Bosbach: Nein, sie gibt es nicht. Das glaube ich wirklich nicht, das will ich auch gar nicht glauben. Denn das wäre das allerletzte, was die CDU jetzt gebrauchen könnte, eine Führungsauseinandersetzung. Ganz im Gegenteil, Angela Merkel braucht jetzt jede denkbare Unterstützung gerade für die Auseinandersetzung mit Rot-Grün. Denn die politische Lage in unserem Land hat sich ja in den letzten Monaten überhaupt nicht verändert, ganz im Gegenteil, sie ist wirtschaftlich eher noch schwieriger geworden und deswegen ist es wichtig, dass wir uns nicht länger mit uns selber beschäftigen, sondern mit der politischen Konkurrenz und mit den Problemen des Landes.

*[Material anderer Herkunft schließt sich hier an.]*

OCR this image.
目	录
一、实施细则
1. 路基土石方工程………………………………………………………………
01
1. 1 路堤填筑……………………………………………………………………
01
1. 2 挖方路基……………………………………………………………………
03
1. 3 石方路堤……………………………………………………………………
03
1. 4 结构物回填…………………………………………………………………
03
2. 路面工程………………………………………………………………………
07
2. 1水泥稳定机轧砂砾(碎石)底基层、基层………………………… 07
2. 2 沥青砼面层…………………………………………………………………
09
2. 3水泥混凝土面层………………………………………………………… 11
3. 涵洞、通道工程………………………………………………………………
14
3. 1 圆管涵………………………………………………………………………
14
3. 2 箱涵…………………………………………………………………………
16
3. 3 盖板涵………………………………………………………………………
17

Meurer: Friedrich Merz ist zurückgetreten, Michael Glos bringt Frau Merkel mit der Türkei-Unterschriftenaktion auf das Glatteis, dann die Attacken von Horst Seehofer, ist das alles ein zeitlicher Zufall?
Bosbach: Ob es ein zeitlicher Zufall ist, sei dahin gestellt. Jedenfalls fing das Unglück an mit unserer etwas unklaren Haltung zu Hartz IV, dann kamen die Leichtmatrosen und die Themen, die Sie gerade erwähnt haben. Und alles, Herr Meurer, und das geht mir wirklich an die Nieren, ist hausgemacht. Alle Probleme, die Sie gerade beschrieben haben, alle Diskussion haben wir uns selber und die damit verbundenen Probleme ans Bein gebunden. Und das kann ich einfach nicht verstehen. Denn gerade in einer Zeit, in der die Menschen von der Union Klarheit, Geschlossenheit, Führung erwarten, bereiten wir uns selber diese Probleme und das muss aufhören, dass wir uns mit uns selber beschäftigen.
Meurer: Wie sehr sind Sie enttäuscht gerade über den Kurs der CSU?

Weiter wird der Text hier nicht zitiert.